Members of several local fire brigades attended – and are still attending– the bushfires which have devastated areas including East Gippsland, where hundreds of homes have been lost.

Hoppers Crossing Fire Brigade captain Paul Dimartino said he was among volunteers from the brigade who formed part of Strike Team 1428, which travelled to Orbost on December 28.

Mr Dimartino said that on the evening of December 30, a particularly “bad weather day”, the strike team was the only one looking after the town, putting out fires started by “ember attacks” so they did not spread further.

“We basically worked 18-19 hours straight protecting the town, the roads were cut off due the fires and trees falling,” Mr Dimartino said.

“We saw stuff you couldn’t imagine, like in the middle of the day, the sky turns orange for many hours and all of a sudden it goes dark.”

On the relatively cooler days, the volunteers helped to escort buses of people in and out of fire-ravaged towns, and also vehicles carrying supplies of petrol and food.

“Sometimes it wasn’t about fighting fires, sometimes it was about having a presence there to let people know we were there to help and  assist them,” Mr Dimartino said.
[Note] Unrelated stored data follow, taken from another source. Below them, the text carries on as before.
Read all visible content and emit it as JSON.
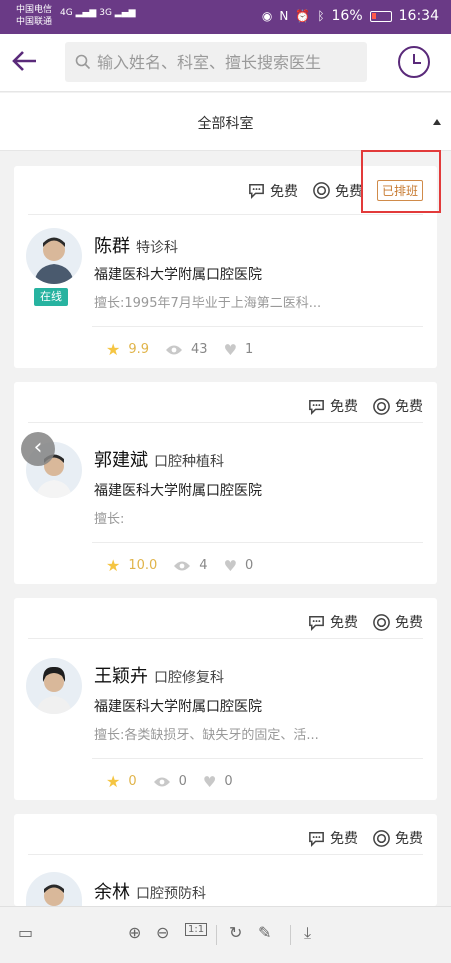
{
  "status_bar": {
    "carrier1": "中国电信",
    "carrier2": "中国联通",
    "network1": "4G",
    "network2": "3G",
    "battery": "16%",
    "time": "16:34"
  },
  "search": {
    "placeholder": "输入姓名、科室、擅长搜索医生"
  },
  "filter": {
    "department": "全部科室"
  },
  "doctors": [
    {
      "name": "陈群",
      "dept": "特诊科",
      "hospital": "福建医科大学附属口腔医院",
      "specialty": "擅长:1995年7月毕业于上海第二医科...",
      "online": "在线",
      "fee1": "免费",
      "fee2": "免费",
      "schedule_badge": "已排班",
      "rating": "9.9",
      "views": "43",
      "likes": "1"
    },
    {
      "name": "郭建斌",
      "dept": "口腔种植科",
      "hospital": "福建医科大学附属口腔医院",
      "specialty": "擅长:",
      "fee1": "免费",
      "fee2": "免费",
      "rating": "10.0",
      "views": "4",
      "likes": "0"
    },
    {
      "name": "王颖卉",
      "dept": "口腔修复科",
      "hospital": "福建医科大学附属口腔医院",
      "specialty": "擅长:各类缺损牙、缺失牙的固定、活...",
      "fee1": "免费",
      "fee2": "免费",
      "rating": "0",
      "views": "0",
      "likes": "0"
    },
    {
      "name": "余林",
      "dept": "口腔预防科",
      "fee1": "免费",
      "fee2": "免费"
    }
  ],
  "toolbar": {
    "page_indicator": "1:1"
  },
  "colors": {
    "brand": "#6a3a86",
    "accent_online": "#27b3a0",
    "highlight_box": "#e23a3a",
    "badge": "#c77a30"
  }
}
“Just for them to see us and say, ‘thank you for helping us and being here’ means a lot.”

Mr Dimartino said that in addition to helping out with the bushfires, the Hoppers Crossing brigade helped out with the grassfires in Greensborough and Sunbury, plus call-outs within Wyndham.

He said that since November 12, the brigade had been called to more than 70 jobs within the municipality.

“I’m super-proud, of not only the efforts of the Hoppers Crossing Fire Brigade for going to assist with Orbost and locally as well, but the employers who let them go and their families,” Mr Dimartino said.

“People do this because they love it and love supporting the community, not only locally but further afield.”